Most Americans are ducking Obamacare’s tax penalty, claiming an exemption from the “individual mandate,” tax-filing company TurboTax said Tuesday, signaling how far the Obama administration still has to go in meeting its goal of universal health coverage.
All told, seven in 10 taxpayers using TurboTax’s online system claimed an exemption, the company said, offering the first glimpse at how tax filers are coping with the Affordable Care Act’s most contentious provisions.
Many of those say even the cheapest plans available to them at work or on Obamacare’s exchanges are still too expensive, and so they claim the IRS’s financial burden exemption in refusing to gain coverage.
Others said they were exempt because they’d recently been evicted, had a close family member die, or had another hardship that excused them from the mandate. The rate of exemptions mirrors what TurboTax saw during the full 2014 tax season, when filers dealt with Obamacare for the first time.
Also Tuesday, a lengthy report by the Health and Human Services Department’s inspector general said the administration received 18 “documented warnings” about HealthCare.gov’s shortcomings in the run-up to its disastrous October 2013 launch.
“Most critical was the absence of clear leadership, which caused delays in decision-making, lack of clarity in project tasks, and the inability of CMS to recognize the magnitude of problems as the project deteriorated,” the IG report said.
HealthCare.gov is functioning fine now, though consumers are still wading through the law’s mandates and phased-in tax penalties, which are starting to take a real bite.
The tax for failing to hold insurance jumped from $95 or 1 percent of qualified income — whichever is greater — in 2014 to $325 or 2 percent of income in 2015.
Filers who must pony up the 2015 penalty this season will see their pain more than double, to $695 or 2.5 percent of income, at tax time next year, unless they find a way to get insured this year.
Yet certain people are exempt from the mandate, either because they do not earn enough money or because they fit certain categories — for example, they are in prison, in the country illegally or take care of their own health costs through a religious health-care ministry.
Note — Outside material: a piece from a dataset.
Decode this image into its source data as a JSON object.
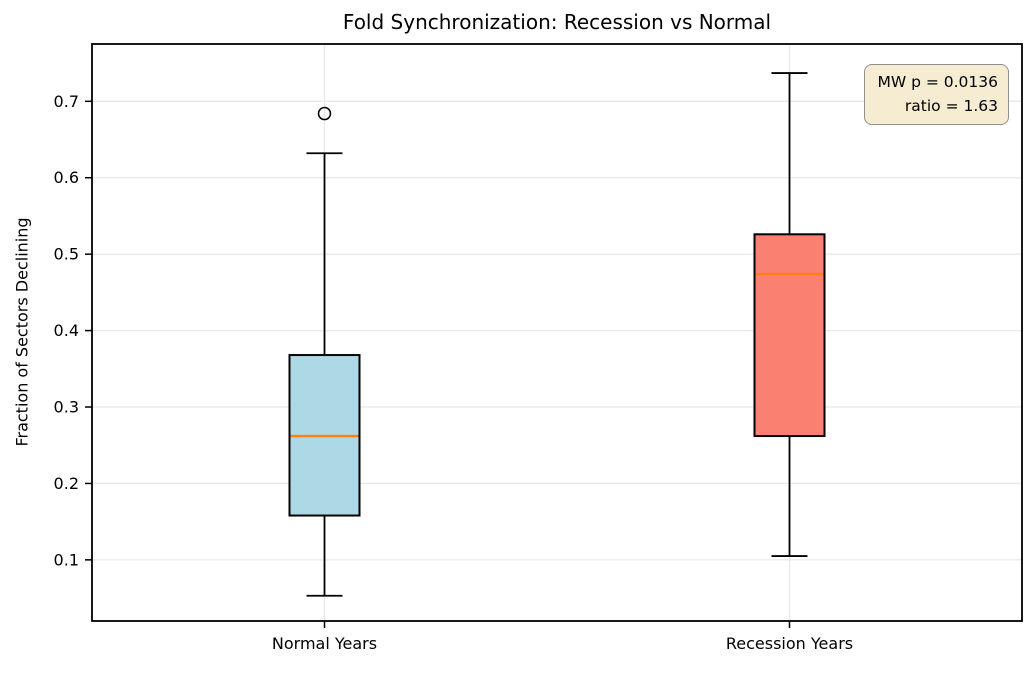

Others, including victims of domestic violence, can qualify for a series of “hardship” exemptions.
“The IRS reported that about 300,000 people who paid the penalty likely qualified for an exemption last year. With the penalty nearly doubling this year, TurboTax urges those without health coverage to see if they qualify for an exemption from a tax penalty,” said Debra Hammer, the company’s spokeswoman for Obamacare issues.
The tax-prep company also says tax filers haven’t been tripped up by the IRS’ decision to delay the issuance of brand-new tax forms.
Insurers and employers issued the forms, known as 1095-Bs and 1095-Cs, so that filers have a record of their coverage and compliance with the mandate, although they aren’t attached to returns.
The IRS receives its own versions of the forms, however, and analysts said the delay could make it difficult for auditors to crack down on people who flout the mandate and claim full refunds, even though they owe a penalty.
TurboTax noted that filers who received taxpayer-subsidized coverage on an Obamacare exchange will need to include a form, 1095-A, that helps them reconcile their amount of subsidy with their actual income in 2015.
Roughly 800,000 HealthCare.gov customers received 1095-A forms with errors last year — a mix-up that evoked the law’s flawed web rollout.
The administration doesn’t expect to make the same mistake this year, though Republican critics say the law will continue to cause problems.
“The website is part of the bigger problem behind Obamacare,” Sen. Chuck Grassley, Iowa Republican, said Tuesday. “A massive undertaking was rushed through on a partisan basis. The law was badly written and poorly implemented.”